Une fois l'écart de production refermé en 2020, la croissance effective (1,4 %) resterait ainsi très proche de la croissance potentielle (1,35 % en 2022), ce qui maintiendrait l'écart de production au voisinage de zéro.

Ce nouveau scénario recueille l'assentiment du HCFP , qui le qualifie de « raisonnable » 7 ( * ) , alors qu'il considérait à juste titre l'an passé que « le scénario retenu d'une croissance effective demeurant continûment supérieure à la croissance potentielle jusqu'en 2022 » était « optimiste » 8 ( * ) .

Les hypothèses de croissance effective qui en découlent apparaissent en tout état de cause en ligne avec les principales estimations disponibles .

Comparaison des prévisions de croissance
pour les années 2021 et 2022

(taux d'évolution du PIB en volume)

Source : commission des finances du Sénat


* 1 Selon l'indicateur synthétique mensuel d'activité (ISMA) de la Banque de France (troisième estimation, mise en ligne le 8 avril 2019).

* 2 Insee, note de conjoncture, mars 2019.

* 3 HCFP, Avis relatif aux prévisions macroéconomiques associées au programme de stabilité pour les années 2019 à 2022, 9 avril 2019, p. 7.

* 4 À titre d'illustration, une étude rétrospective menée par votre rapporteur général sur la période 1997-2017 montre que le Fonds monétaire international (FMI), les instituts de conjoncture et le Gouvernement se trompent en moyenne de 0,9 point sur le niveau de la croissance française de l'année à venir au moment de l'élaboration de la loi de finances.
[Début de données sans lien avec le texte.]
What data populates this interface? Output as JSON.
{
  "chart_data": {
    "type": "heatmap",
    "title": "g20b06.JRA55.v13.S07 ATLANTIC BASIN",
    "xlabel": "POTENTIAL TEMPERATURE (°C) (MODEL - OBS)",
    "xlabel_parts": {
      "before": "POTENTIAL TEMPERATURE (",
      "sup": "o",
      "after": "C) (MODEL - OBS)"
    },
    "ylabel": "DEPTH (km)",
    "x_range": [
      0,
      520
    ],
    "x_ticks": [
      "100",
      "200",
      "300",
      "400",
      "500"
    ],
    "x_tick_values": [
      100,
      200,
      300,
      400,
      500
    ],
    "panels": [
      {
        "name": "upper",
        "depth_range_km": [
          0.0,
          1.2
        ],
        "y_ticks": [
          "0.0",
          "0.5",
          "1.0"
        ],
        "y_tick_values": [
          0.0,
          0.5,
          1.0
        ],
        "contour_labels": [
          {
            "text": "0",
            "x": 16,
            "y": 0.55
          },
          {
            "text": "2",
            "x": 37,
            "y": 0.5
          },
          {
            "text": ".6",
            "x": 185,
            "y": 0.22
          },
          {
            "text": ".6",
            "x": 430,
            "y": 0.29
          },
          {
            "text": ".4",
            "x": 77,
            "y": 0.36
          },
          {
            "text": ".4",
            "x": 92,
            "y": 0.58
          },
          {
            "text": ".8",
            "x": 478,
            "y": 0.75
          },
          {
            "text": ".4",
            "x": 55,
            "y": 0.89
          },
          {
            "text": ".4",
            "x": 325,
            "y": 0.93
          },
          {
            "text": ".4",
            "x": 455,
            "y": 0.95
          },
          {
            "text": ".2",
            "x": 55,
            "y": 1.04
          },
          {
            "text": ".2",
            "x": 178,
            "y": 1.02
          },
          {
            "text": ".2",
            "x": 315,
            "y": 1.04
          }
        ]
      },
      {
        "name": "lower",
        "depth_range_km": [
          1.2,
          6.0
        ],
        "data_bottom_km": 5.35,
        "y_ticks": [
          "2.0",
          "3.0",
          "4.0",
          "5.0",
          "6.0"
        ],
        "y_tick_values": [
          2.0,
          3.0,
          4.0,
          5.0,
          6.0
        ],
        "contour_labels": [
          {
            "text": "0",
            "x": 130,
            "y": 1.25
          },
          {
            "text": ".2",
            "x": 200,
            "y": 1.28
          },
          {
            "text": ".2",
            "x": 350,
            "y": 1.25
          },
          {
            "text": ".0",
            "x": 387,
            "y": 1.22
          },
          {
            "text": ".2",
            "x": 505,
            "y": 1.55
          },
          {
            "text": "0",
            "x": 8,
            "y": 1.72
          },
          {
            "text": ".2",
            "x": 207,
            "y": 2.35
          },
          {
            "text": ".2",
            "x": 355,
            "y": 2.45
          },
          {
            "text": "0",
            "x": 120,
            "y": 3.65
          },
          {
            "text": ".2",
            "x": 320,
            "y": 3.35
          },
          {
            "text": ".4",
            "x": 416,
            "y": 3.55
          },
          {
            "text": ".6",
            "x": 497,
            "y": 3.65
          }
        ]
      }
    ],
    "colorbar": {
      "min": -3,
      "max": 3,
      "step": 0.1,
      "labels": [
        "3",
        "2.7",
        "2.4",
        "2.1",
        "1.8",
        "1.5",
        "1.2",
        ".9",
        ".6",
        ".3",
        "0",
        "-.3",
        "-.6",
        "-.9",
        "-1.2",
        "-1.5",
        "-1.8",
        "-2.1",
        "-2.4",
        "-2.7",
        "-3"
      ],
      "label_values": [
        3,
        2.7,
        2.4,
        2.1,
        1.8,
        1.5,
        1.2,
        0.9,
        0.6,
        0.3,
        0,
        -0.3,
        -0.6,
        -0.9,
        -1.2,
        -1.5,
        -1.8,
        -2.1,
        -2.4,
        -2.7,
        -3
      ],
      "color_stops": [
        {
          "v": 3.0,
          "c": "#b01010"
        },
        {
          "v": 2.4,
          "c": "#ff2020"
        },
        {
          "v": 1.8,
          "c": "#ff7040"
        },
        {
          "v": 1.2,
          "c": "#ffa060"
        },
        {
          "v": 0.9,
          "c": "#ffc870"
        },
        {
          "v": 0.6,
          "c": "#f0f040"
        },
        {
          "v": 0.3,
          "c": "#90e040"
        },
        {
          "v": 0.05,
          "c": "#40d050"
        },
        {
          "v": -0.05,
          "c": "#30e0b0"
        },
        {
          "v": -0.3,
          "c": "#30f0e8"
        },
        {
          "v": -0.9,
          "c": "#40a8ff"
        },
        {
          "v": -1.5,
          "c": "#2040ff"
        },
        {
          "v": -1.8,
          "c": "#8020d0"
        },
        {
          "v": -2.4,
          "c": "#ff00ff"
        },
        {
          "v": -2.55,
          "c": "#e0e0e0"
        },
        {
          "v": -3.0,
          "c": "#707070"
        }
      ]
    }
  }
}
Voir sur ce point : rapport général (Tome I) n° 147 (2018-2019) d'Albéric de Montgolfier sur le projet de loi de finances pour 2019, p. 18.

* 5 Ce résultat correspond à la valeur de semi-élasticité budgétaire retenue par la Commission européenne (0,603) à partir de l'estimation économétrique de l'élasticité individuelle des recettes et dépenses sensibles à la conjoncture et de leur poids moyen dans le PIB. Intuitivement, il s'explique par le fait que les postes sensibles à la conjoncture représentent un peu plus de la moitié du PIB.

* 6 Voir sur ce point : rapport n° 628 (2017-2018) d'Albéric de Montgolfier relatif au projet de loi de règlement du budget et d'approbation des comptes de l'année 2017, fait au nom de la commission des finances et déposé le 4 juillet 2018, p. 12 et s.

* 7 HCFP, Avis relatif aux prévisions macroéconomiques associées au programme de stabilité pour les années 2019 à 2022, 9 avril 2019, p. 11.

* 8 HCFP, Avis relatif aux prévisions macroéconomiques associées au programme de stabilité pour les années 2018 à 2022, 15 avril 2018, p. 13.